O que os acidentes aéreos podem ensinar sobre a segurança do paciente? Uma análise de décadas de pesquisas em aviação e saúde revela que a cultura organizacional — mais do que tecnologia ou recursos — é um fator determinante para desfechos seguros. Estudos apontam que hierarquias rígidas, comunicação ineficaz e medo de falar são problemas comuns a ambos os setores.
Falhas humanas e hierarquia na aviação
No livro “Blink”, Malcolm Gladwell argumenta que muitos acidentes aéreos decorrem principalmente de falhas humanas de comunicação. O sociólogo Geert Hofstede, que estudou diferentes culturas ao longo de cinco décadas, chamou de Power Distance Index (PDI) a característica central que determinou maior ou menor risco de acidente. No estudo sobre aviação, o PDI elevado permaneceu significativamente associado ao maior número de acidentes. Países com alto PDI voam com mais frequência na zona de risco – não por falta de tecnologia, mas por excesso de hierarquia silenciosa.
Essa dinâmica também se aplica à saúde. O agrupamento que inclui o Brasil apresentou os piores indicadores de desempenho em saúde entre os 35 países da OCDE. O estudo de Braithwaite foi chamado de “caixa preta” do sistema de saúde global. O cluster Orderly-Future Orientated compreende países como Alemanha, Japão e França, que obtiveram melhores resultados. Já o cluster Collective-Pyramidal, onde o Brasil se encaixa culturalmente, não teve sequer um país alcançando os objetivos da ONU.
Cultura como preditor de desfechos
A cultura é um preditor independente de desfechos em saúde, mesmo quando se ajusta o sistema para a renda e a infraestrutura local. Na Nasa, o vazamento nos anéis de vedação, uma das causas da tragédia do Challenger, era conhecido há anos, mas não foi comunicado abertamente. Num estudo publicado em 2025 no JCO Global Oncology, identificamos padrões semelhantes em centros de oncologia ao redor do mundo: culturas com alto PDI tendem a centralizar decisões, inibir comunicação aberta e comprometer a segurança psicológica.

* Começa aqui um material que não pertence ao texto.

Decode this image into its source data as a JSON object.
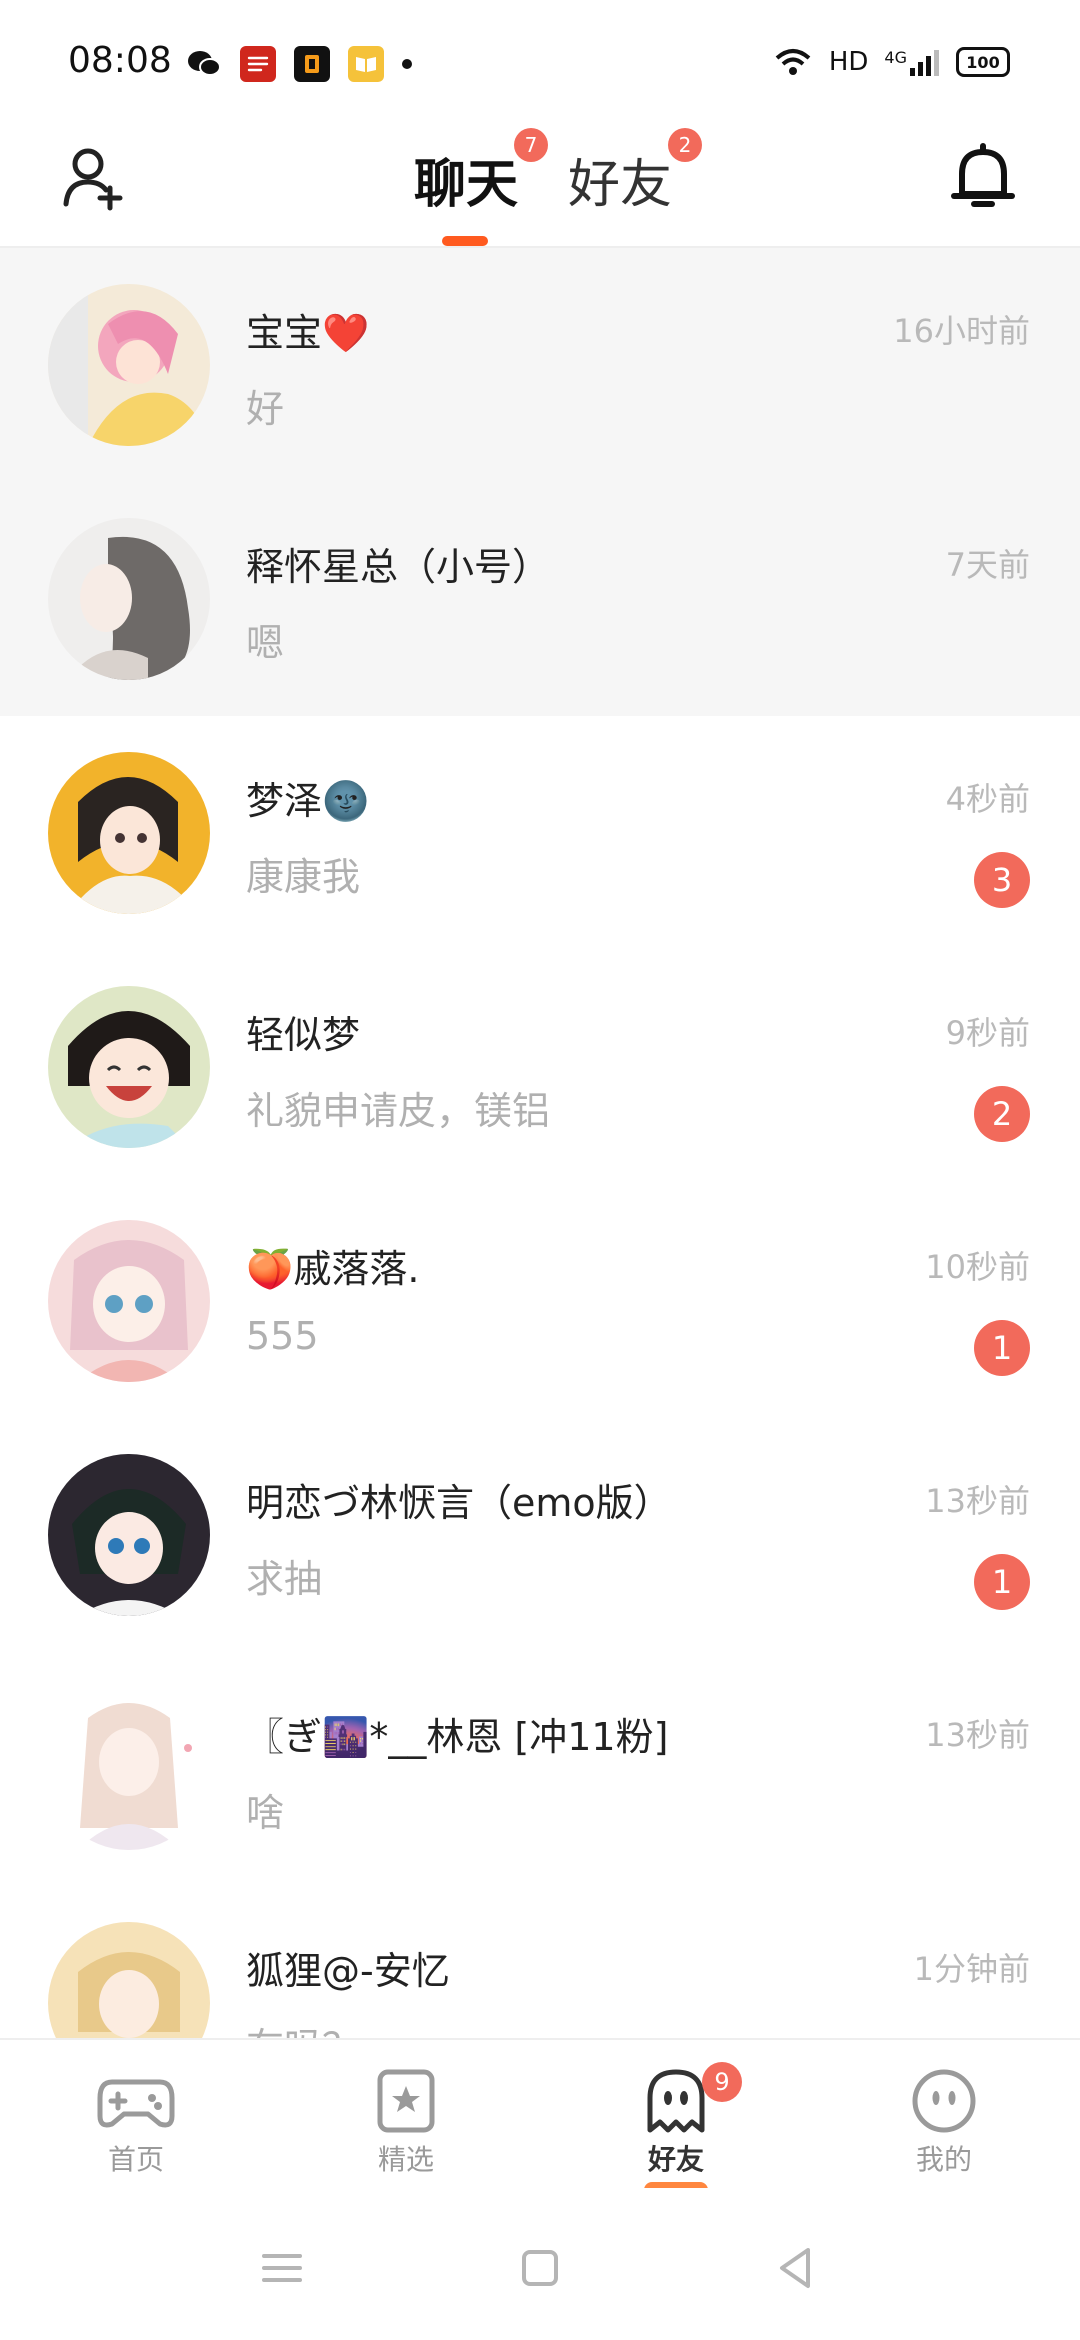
{
  "status_bar": {
    "time": "08:08",
    "network": "HD",
    "signal": "4G",
    "battery": "100"
  },
  "header": {
    "tabs": [
      {
        "label": "聊天",
        "badge": "7"
      },
      {
        "label": "好友",
        "badge": "2"
      }
    ]
  },
  "chats": [
    {
      "name": "宝宝❤️",
      "message": "好",
      "time": "16小时前",
      "pinned": true
    },
    {
      "name": "释怀星总（小号）",
      "message": "嗯",
      "time": "7天前",
      "pinned": true
    },
    {
      "name": "梦泽🌚",
      "message": "康康我",
      "time": "4秒前",
      "unread": "3"
    },
    {
      "name": "轻似梦",
      "message": "礼貌申请皮，镁铝",
      "time": "9秒前",
      "unread": "2"
    },
    {
      "name": "🍑戚落落.",
      "message": "555",
      "time": "10秒前",
      "unread": "1"
    },
    {
      "name": "明恋づ林恹言（emo版）",
      "message": "求抽",
      "time": "13秒前",
      "unread": "1"
    },
    {
      "name": "〖ぎ🌆*__林恩 [冲11粉]",
      "message": "啥",
      "time": "13秒前"
    },
    {
      "name": "狐狸@-安忆",
      "message": "在吗？",
      "time": "1分钟前"
    }
  ],
  "bottom_nav": {
    "items": [
      {
        "label": "首页",
        "icon": "gamepad-icon"
      },
      {
        "label": "精选",
        "icon": "star-bookmark-icon"
      },
      {
        "label": "好友",
        "icon": "ghost-icon",
        "badge": "9"
      },
      {
        "label": "我的",
        "icon": "smiley-icon"
      }
    ]
  },
  "colors": {
    "accent": "#ff5a1f",
    "badge": "#f26a5b",
    "muted_text": "#b0b0b0"
  }
}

Peter Drucker disse: “A cultura come a estratégia no café da manhã.” A frase ilustra como valores e comportamentos enraizados podem superar qualquer plano bem-intencionado. Na saúde, isso significa que protocolos e equipamentos modernos não bastam se a hierarquia silenciar vozes importantes.
Soluções da aviação aplicadas à saúde
CRM e segurança psicológica
O CRM (Crew Resource Management) parte de uma premissa radical para culturas de alto PDI: o copiloto tem o dever de questionar o capitão – não apenas o direito. Um estudo de 2016 mostra que a implementação de programas baseados no CRM reduziu taxas de mortalidade padronizadas e melhorou o clima de segurança em uma unidade de terapia intensiva, segundo Haerkens.
Essa abordagem se conecta ao conceito de segurança psicológica, definido por Amy Edmondson como a crença coletiva de que é seguro assumir riscos interpessoais, falar sobre erros, levantar dúvidas sem medo de humilhação ou punição. A recomendação de Edmondson inclui:
- Definir o contexto e o ambiente (clarificar propósito e tolerar erros);
- Convidar todos à participação, demonstrando humildade, dizendo “não sei”, praticando escuta ativa;
- Responder de forma produtiva aos problemas, agradecendo, desestigmatizando o fracasso e não tolerando violações claras.
Os profissionais de saúde que não falam diante de erros evidentes em salas cirúrgicas não são omissos por caráter — agem de maneira racional dentro de um sistema que pune a voz e recompensa o silêncio. Para mudar essa realidade, é preciso transformar a cultura, não apenas os protocolos.